Ahmine nous fait voyager sur le fleuve du Mississipi (son argumentaire tourne autour d’un conflit d’intérêt dans un contrat alloué dans cette partie des Etats-Unis), nous transporte à la cour française de cassation et atterrit à la section 13(2) de la POCA. Pour lui, Pravind Jugnauth ne pouvait pas ne pas savoir que sa signature sur le memo du ministère de la Santé impliquait un décaissement à MedPoint Ltd. Pas question d’invoquer un « administrative process ». « Nous parlons là de Rs 144 millions, my Lords, pas de Rs 100,000. Et ma consœur essaie de nous traîner sur le terrain de la procédure administrative ? A-t-il réfléchi une seule seconde ? Non My Lords, le mémo est arrivé et est reparti le même jour avec sa signature. »
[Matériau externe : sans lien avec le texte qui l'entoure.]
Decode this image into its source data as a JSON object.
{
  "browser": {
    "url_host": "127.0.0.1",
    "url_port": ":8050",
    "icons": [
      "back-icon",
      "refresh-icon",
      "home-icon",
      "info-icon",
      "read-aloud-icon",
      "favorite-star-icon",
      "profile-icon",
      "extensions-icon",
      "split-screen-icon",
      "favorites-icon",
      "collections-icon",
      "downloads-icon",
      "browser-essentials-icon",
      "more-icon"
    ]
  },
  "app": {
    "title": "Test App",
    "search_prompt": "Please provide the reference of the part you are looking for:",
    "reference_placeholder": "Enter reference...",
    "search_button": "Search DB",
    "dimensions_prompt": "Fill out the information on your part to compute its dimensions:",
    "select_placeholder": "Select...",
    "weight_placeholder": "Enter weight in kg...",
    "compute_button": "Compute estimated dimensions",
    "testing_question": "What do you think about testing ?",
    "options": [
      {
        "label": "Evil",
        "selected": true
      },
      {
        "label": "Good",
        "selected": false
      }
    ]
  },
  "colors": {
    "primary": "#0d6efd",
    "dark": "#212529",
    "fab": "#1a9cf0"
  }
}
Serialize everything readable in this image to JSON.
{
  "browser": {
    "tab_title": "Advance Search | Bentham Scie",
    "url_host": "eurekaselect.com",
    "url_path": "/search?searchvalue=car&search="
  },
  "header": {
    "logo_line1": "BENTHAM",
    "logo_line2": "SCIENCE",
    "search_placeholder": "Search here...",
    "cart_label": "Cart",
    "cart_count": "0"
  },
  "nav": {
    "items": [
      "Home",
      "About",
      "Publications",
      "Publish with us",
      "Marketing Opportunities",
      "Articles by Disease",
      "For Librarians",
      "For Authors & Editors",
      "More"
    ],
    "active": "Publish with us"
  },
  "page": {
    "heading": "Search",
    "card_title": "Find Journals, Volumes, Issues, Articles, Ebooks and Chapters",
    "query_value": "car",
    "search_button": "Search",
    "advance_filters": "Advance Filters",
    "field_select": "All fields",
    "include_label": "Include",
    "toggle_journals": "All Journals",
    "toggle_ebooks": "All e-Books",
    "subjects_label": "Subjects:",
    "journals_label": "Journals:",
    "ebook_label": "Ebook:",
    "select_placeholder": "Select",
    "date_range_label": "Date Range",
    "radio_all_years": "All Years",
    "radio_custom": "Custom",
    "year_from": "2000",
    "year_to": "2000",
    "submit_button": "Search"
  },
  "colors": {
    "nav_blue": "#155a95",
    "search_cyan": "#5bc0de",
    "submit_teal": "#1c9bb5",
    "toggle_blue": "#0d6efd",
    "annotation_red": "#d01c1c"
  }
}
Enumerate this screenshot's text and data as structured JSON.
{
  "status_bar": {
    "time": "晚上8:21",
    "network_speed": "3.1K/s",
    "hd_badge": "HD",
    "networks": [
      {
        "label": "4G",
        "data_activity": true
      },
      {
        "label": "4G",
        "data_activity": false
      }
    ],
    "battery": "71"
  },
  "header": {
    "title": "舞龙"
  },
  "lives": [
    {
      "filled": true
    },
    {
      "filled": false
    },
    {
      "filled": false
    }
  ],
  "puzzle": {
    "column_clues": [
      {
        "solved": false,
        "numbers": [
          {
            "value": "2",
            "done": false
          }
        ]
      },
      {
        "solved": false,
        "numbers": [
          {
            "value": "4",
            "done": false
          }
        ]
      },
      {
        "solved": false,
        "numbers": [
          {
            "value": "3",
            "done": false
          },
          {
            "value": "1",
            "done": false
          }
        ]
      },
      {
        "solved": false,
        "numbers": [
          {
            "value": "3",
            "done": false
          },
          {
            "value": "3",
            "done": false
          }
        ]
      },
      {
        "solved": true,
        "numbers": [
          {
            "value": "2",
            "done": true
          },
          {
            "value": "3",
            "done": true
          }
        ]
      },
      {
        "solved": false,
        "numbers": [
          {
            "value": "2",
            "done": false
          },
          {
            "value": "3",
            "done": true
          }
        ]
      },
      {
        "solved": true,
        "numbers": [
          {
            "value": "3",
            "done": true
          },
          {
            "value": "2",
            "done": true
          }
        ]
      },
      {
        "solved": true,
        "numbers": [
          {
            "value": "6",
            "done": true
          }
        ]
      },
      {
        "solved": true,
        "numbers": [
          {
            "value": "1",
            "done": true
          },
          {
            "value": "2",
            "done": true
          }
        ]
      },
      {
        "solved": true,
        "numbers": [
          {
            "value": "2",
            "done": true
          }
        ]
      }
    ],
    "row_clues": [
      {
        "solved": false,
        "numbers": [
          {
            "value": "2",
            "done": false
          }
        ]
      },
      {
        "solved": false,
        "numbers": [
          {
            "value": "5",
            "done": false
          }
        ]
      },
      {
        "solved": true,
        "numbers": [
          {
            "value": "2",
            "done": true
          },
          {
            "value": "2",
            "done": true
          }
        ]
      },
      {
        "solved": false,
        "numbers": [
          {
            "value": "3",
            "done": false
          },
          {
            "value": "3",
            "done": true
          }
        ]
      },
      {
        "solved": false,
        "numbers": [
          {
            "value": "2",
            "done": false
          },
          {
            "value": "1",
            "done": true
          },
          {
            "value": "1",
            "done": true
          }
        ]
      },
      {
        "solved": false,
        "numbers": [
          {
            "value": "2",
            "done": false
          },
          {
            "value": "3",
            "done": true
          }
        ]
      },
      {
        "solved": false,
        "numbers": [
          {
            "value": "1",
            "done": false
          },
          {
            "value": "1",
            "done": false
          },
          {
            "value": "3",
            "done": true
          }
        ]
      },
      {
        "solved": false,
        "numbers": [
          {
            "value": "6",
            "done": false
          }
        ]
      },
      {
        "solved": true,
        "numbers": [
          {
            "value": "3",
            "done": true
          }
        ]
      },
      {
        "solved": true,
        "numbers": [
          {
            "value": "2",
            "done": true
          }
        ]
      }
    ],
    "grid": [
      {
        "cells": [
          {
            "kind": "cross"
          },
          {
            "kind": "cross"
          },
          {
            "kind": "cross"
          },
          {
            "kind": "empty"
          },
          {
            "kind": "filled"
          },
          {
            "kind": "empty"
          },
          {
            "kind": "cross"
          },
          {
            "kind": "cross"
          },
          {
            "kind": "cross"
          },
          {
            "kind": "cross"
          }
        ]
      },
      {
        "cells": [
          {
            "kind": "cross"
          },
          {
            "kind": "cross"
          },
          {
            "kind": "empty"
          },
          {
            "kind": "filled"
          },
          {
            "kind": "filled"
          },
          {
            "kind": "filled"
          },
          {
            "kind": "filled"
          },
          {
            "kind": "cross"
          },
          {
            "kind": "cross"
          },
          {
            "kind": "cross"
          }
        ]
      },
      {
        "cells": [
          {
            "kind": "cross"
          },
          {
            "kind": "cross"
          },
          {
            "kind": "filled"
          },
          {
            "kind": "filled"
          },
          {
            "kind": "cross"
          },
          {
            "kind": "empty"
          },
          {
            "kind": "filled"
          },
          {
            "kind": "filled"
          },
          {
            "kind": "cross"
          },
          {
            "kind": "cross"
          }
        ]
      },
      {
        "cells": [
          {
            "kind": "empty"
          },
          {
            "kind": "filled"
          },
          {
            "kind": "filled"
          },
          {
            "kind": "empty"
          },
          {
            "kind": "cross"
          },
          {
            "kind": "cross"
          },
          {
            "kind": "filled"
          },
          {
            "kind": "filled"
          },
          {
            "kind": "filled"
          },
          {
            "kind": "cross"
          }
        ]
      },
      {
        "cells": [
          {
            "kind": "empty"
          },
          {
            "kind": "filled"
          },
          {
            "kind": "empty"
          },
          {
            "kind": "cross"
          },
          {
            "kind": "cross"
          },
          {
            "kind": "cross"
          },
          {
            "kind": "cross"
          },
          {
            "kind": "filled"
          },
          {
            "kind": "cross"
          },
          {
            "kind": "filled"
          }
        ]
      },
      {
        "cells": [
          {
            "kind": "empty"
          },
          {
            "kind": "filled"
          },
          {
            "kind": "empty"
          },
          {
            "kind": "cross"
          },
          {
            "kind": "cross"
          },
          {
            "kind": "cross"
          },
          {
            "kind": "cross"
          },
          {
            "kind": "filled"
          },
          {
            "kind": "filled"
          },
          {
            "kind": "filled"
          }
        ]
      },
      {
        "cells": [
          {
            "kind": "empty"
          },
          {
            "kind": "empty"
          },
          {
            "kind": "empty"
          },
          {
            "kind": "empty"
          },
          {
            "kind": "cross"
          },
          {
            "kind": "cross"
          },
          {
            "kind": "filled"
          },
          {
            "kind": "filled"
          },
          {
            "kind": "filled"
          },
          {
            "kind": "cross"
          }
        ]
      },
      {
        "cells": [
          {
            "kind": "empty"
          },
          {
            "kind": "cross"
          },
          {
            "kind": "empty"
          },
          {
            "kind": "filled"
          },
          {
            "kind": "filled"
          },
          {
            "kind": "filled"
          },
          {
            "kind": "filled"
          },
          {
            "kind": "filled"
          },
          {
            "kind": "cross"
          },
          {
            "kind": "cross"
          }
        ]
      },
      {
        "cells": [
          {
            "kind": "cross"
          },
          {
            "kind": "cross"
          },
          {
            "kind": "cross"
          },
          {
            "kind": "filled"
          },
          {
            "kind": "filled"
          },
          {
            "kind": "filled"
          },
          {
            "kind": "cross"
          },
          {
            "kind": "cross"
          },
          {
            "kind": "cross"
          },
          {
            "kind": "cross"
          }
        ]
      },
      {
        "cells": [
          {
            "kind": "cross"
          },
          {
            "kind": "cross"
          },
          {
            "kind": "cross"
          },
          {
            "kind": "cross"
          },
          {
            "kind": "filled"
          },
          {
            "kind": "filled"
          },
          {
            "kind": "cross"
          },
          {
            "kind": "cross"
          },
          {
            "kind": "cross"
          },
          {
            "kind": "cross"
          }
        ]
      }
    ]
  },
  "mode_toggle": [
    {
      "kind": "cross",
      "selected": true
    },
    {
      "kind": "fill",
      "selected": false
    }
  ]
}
Il répond aux arguments de Montgomery un à un : « intensity of interest », « indirect interest », « liability of offence », « breadth of the POCA ». Dans son élan, il se trompe sur la nature du document qu’a signé Pravind Jugnauth, poussant le chef juge à lui préciser qu’il ne s’agit pas d’une réévaluation mais d’une réallocation. « I’ll bear that in mind » répond-il et il parvient à recentrer ce document sans perdre le fil de sa pensée et de son grand oral. « He’s out for the kill » chuchote, un des nombreux avocats venus assister au procès, à l’oreille de son confrère. « Ahmine, le bourreau du barreau » dira un journaliste dans le couloir à la prochaine pause.
Montgomery prend des notes, montre son agacement quand Ahmine cite la mauvaise page d’un document, l’interrompt, se rassoit et prépare sa réplique. Au final elle demandera une heure pour répliquer. La lame de fond, Montgomery veut un combat intense avec le tsunami Ahmine.
Dans la salle, les pupils, les têtes d’affiche du barreau, les journalistes – les policiers qui ne s’endorment pas au point de tomber et d’interrompre l’audience – se régalent. C’est un procès de très haute facture, sans jeux de mots avec les honoraires de Montgomery.Après 12 heures d’intenses débats étalés sur deux jours, la dernière phrase qui a résonné dans cette salle d’audience fut celle de Keshoe Parsad Matadeen : « The judges have reserved their judgment » conclut le Chef juge.
En attendant, toute tentative de pronostiquer l’issu équivaudrait à transgresser le judiciaire. Ce n’est pas un match de foot, pas un jeu, même si Pravind Jugnauth, qui pour l’heure oscille entre la prison et le fauteuil de Premier ministre, semble lui jouer à quitte ou double.